My name is Tasha Lewis and I am a young photographic sculptor from Indianapolis, Indiana. I graduated from Swarthmore College in the spring of 2012 with a dual degree in English Literature and Studio Arts. I recently moved to New York City and will begin a residency at the Aferro Gallery in Newark, NJ, at the end of August.

The photographic process that I use is called the cyanotype process, and I am drawn to it both because of its history and because of its flexibility. My current body of work is drawn from an investigation into the cultural/scientific/historical context in which the cyanotype was born. Popularized by scientists, and botanists in particular, the cyanotype is intrinsically tied into the scientific recording boom of the late 19th and early 20th century. These are the times of the curiosity cabinet, the prints of Anna Atkins and a rush of explorers/scientists to colonial lands only to bring back specimens from foreign ecosystems. The cyanotype is a process of documenting. The resultant image— which is the basic fodder for all of my work— is a kind of scientific stand-in for the actual object in question. It is the trace of the original. In this way, like cyanotype’s use for building blue prints in more recent centuries, my work is formed as the re-presentation of something real; it is somehow not quite the object itself.
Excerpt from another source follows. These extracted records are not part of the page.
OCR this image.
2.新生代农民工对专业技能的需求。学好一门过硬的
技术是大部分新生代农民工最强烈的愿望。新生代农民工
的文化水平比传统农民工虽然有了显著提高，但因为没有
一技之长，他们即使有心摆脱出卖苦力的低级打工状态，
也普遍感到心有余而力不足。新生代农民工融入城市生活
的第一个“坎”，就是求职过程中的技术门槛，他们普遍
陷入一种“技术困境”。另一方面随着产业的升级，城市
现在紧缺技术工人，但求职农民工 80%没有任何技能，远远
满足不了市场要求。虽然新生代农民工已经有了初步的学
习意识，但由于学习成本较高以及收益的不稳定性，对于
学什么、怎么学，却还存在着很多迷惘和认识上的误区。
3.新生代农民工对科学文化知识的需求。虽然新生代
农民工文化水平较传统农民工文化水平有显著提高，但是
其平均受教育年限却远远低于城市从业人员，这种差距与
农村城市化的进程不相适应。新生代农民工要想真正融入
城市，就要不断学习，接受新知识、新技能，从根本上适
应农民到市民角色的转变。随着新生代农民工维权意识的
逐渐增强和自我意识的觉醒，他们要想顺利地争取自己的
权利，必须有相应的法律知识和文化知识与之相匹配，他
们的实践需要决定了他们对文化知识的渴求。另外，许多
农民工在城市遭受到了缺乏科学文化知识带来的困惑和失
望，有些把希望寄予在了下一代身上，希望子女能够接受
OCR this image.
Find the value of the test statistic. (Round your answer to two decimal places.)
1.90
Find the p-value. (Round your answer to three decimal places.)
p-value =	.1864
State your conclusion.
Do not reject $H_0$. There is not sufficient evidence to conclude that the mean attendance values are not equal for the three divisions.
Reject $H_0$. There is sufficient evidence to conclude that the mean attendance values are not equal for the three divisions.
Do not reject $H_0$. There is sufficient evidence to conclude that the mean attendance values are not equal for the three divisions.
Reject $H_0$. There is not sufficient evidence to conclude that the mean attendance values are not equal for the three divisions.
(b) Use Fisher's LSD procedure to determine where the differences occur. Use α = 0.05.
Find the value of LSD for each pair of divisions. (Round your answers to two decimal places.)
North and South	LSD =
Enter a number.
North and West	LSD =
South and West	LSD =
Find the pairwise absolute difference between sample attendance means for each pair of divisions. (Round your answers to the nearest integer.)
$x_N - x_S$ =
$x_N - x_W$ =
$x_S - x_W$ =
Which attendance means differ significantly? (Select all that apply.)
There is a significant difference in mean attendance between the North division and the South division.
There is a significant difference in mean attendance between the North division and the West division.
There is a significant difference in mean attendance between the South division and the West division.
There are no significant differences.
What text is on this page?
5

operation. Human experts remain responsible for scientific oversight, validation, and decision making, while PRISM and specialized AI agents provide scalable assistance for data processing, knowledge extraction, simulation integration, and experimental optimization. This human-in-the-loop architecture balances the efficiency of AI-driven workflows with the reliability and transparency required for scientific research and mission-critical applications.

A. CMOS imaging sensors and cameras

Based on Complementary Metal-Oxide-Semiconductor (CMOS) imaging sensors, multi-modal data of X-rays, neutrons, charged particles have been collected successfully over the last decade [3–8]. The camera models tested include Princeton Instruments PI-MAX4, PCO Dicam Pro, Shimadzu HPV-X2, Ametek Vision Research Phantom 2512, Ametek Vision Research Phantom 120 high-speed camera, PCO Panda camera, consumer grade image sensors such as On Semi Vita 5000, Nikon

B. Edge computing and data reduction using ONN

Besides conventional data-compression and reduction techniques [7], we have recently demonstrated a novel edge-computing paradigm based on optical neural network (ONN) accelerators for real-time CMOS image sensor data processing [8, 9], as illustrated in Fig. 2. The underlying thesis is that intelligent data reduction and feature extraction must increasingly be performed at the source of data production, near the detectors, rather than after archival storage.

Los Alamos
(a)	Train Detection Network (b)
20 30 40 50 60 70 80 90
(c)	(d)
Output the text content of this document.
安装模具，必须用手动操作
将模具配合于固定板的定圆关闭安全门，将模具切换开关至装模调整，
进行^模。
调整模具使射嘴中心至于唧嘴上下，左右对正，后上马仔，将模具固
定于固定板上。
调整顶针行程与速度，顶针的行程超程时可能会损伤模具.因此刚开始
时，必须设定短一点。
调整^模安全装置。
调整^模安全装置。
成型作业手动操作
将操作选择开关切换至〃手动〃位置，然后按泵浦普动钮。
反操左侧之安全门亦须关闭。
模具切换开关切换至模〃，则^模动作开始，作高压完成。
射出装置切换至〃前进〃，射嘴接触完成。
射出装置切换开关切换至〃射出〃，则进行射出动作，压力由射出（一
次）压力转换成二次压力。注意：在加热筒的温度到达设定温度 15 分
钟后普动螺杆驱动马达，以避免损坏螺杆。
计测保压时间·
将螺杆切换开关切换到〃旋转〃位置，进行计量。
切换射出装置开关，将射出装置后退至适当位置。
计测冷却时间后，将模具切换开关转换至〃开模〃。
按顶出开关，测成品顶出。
Thus my faux-taxidermied specimens are made up of photographs of real antelopes, gazelles, impalas, foxes, fishes, snakes etc and where you see a photograph of nostrils or the depth of the inner ear, you actually see into these flat surfaces and imagine they have the depth of a real animal.

My work is very interested in this tension between the qualities of the surface—where everything is hand sewn with a needle and thread— and the illusory power of the photographic base—where the images is created digitally and then printed in the sun.